Joseph.Azize@googlemail.com

Lennon 1980

John Lennon

Tennessee_Williams

Tennessee Williams

Lennon took a rather high view of the artist’s role and mission in society. He not only preached it, he indulged himself (and his second wife) in living the life of the socially-conscious avant-garde artist, and living it rather expansively. There was a rationale, if not an ideology behind it. One could conceive Lennon producing a manifesto to the effect that the role of the artist is to animate people by mediating a cultural influence, and, in rare cases, at the tip of the flower of culture, a spiritual influence. This influence comes through in the artist’s work, but as the Lennons saw “art” as a river without banks, it also flowed through their lives. If artists have the privilege of being opinion makers, leaders and teachers, there are also responsibilities and prices. Artists are responsible to use their public profile to spread a positive message. But this profile exacts a price, the notorious down-side of living in the public eye, and being vulnerable to misunderstanding and abuse, especially from the jackals of the media.

As one would expect, Lennon’s relationship with his public and journalists was highly charged and strongly polarised in both directions – attraction and repulsion. He wanted people to love not just his work but also himself. Sometimes this was manifested in absurd extremes of self-importance, as, for example, when returning his MBE in protest to the Palace, he cited as one of his reasons that “Cold Turkey” had slipped down the charts. Even if this was meant to be humorous, it was a significant humour, because it is spun out of nothing but vanity. I doubt that it would occur to the average person to suppose that Her Majesty, or even the government of the UK, could have done anything about chart performance of 45 rpm records, let alone be rebuked for not having taken measures to ensure that “Cold Turkey” peaked at the metaphorical Everest. Much as I admire Lennon, he himself was the only butt of that joke, if indeed it was a joke. It was egoism to a delusional degree; and part of the reason I do admire him is because eventually took himself in hand and become humbler.

This conception of the artist’s noble social calling is a contributing explanation of many if not most of Lennon’s more bizarre actions in the late 1960s and early 1970s, such as the bed-ins. They said that they knew that they were going to get publicity whatever they did, and decided to use it in a manner which they saw as positive. We all see the point they were trying to make: the desire for peace should be a major value in everyone’s real life, and not just a camouflage for a profound apathy, or a tonic to placate the last remaining vestiges of conscience while engaging in war. At the time, important nations in the Western world were fighting the war in Vietnam, which, for everything I can see, was not a just war. Those who resisted the war must have felt frustrated to a point of madness. However, the self-importance and extremity of John and Yoko’s actions were of doubtful value, they were perhaps even counter-productive.
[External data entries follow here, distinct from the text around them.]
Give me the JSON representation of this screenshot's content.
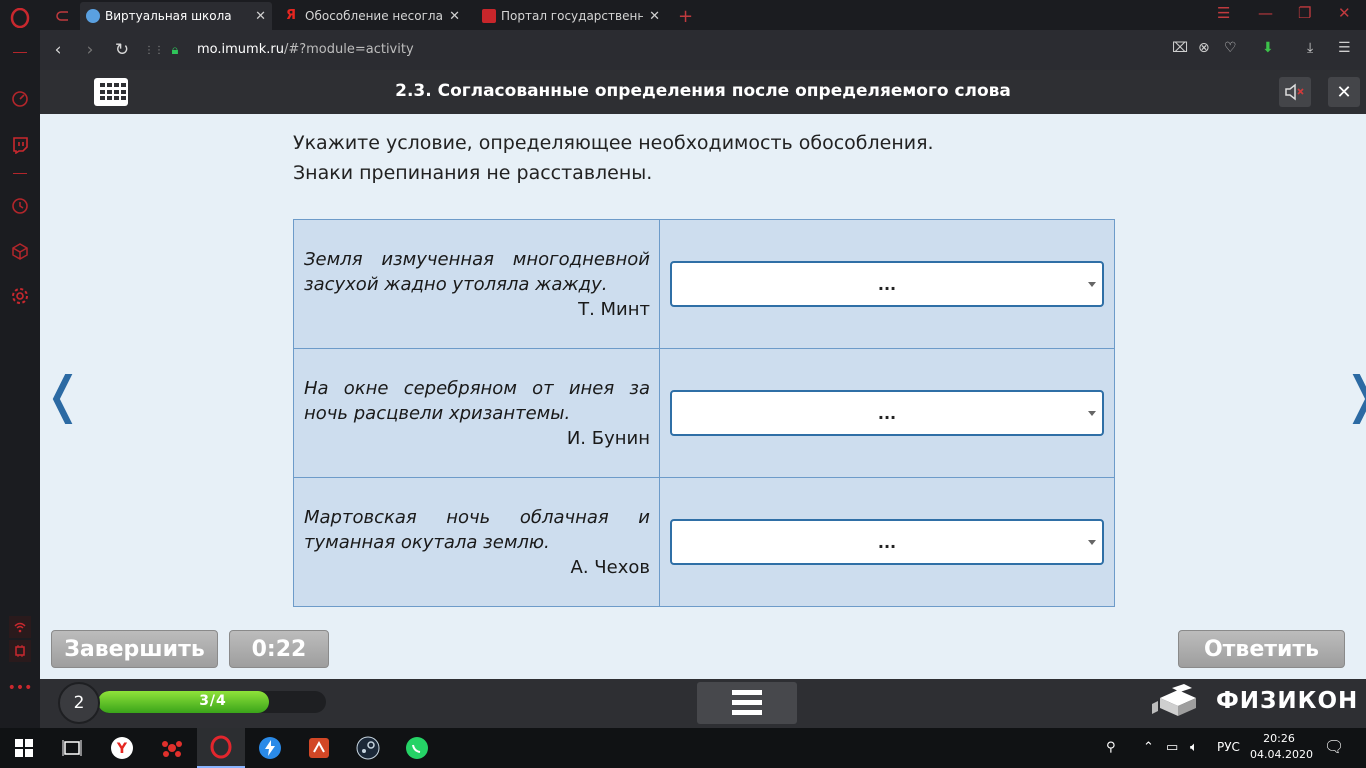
{
  "browser": {
    "tabs": [
      {
        "title": "Виртуальная школа",
        "active": true,
        "favicon_color": "#5aa0e0"
      },
      {
        "title": "Обособление несогласов",
        "active": false,
        "favicon_color": "#e52620"
      },
      {
        "title": "Портал государственных",
        "active": false,
        "favicon_color": "#c8262b"
      }
    ],
    "new_tab_label": "+",
    "url_host": "mo.imumk.ru",
    "url_path": "/#?module=activity"
  },
  "app": {
    "title": "2.3. Согласованные определения после определяемого слова",
    "instruction_line1": "Укажите условие, определяющее необходимость обособления.",
    "instruction_line2": "Знаки препинания не расставлены.",
    "prev_arrow": "❬",
    "next_arrow": "❭",
    "rows": [
      {
        "text": "Земля измученная многодневной засухой жадно утоляла жажду.",
        "author": "Т. Минт",
        "selected": "..."
      },
      {
        "text": "На окне серебряном от инея за ночь расцвели хризантемы.",
        "author": "И. Бунин",
        "selected": "..."
      },
      {
        "text": "Мартовская ночь облачная и туманная окутала землю.",
        "author": "А. Чехов",
        "selected": "..."
      }
    ],
    "finish_label": "Завершить",
    "timer": "0:22",
    "answer_label": "Ответить",
    "level": "2",
    "progress_label": "3/4",
    "progress_fraction": 0.75,
    "logo_text": "ФИЗИКОН"
  },
  "taskbar": {
    "lang": "РУС",
    "time": "20:26",
    "date": "04.04.2020"
  }
}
A more measured protest, I suspect, would have been more effective. I think that, at that point and until his 1975 reunion with her, John and Yoko were so addicted to publicity and preaching that they did not consider that the wrong type of publicity could do damage to their causes.

After the tour de force of raw revelation which was the John Lennon / Plastic Ono Band album, Lennon cut the Imagine album. He once described the title track, his hymn for a believing atheism, as “sugar-coated”. After its critically acclaimed predecessor, yes “Imagine” does sound rather tailored for radio. And its sales far surpassed the previous one’s, which will not have displeased Lennon. It is
possible to entertain and spread a positive message at the same time. In itself that is not a serious problem: from what I can hear the very best music is played over radio together with everything else. Having fame and solo success, Lennon wanted to use it, and he and Yoko reverted to their favoured style: aggressive and preachy. And so they came to produce the disastrous Some Time in New York City album. Its chart and sales failure deeply upset Lennon, who was always competing with other musicians, especially, of course, Paul McCartney. I never heard, however, that he had acknowledged the record’s patent artistic failure.

But Lennon, being Lennon, could not sit still for long. Three years later, if you can credit it, these are lyrics Lennon was working on in the mid-70s, for a song in honour of Tennessee Williams, which showed how far he had come from the strident days of Some Time in New York City:

Tennessee, O Tennessee, what you’ve shown to me:1
Your words like water, pure and clear.
The sadness of your soul reveals the music of this sphere,
Conceal it behind your spirit mind, your poet’s love and feel.2

If I hadn’t heard Lennon singing these words, I wouldn’t have believed that he had written them, because nothing I’ve read about Lennon (and I’ve read whatever I can get my hands on) discloses the least reason to think that Lennon entertained such an exalted opinion of Williams. Lennon never finished this song, although he spent a lot of time working on it. When Lennon writes about “your words like water, pure and clear”, it is hard not to think of this of a case as one soul calling to another like soul, because Lennon too, aimed at clarity and directness.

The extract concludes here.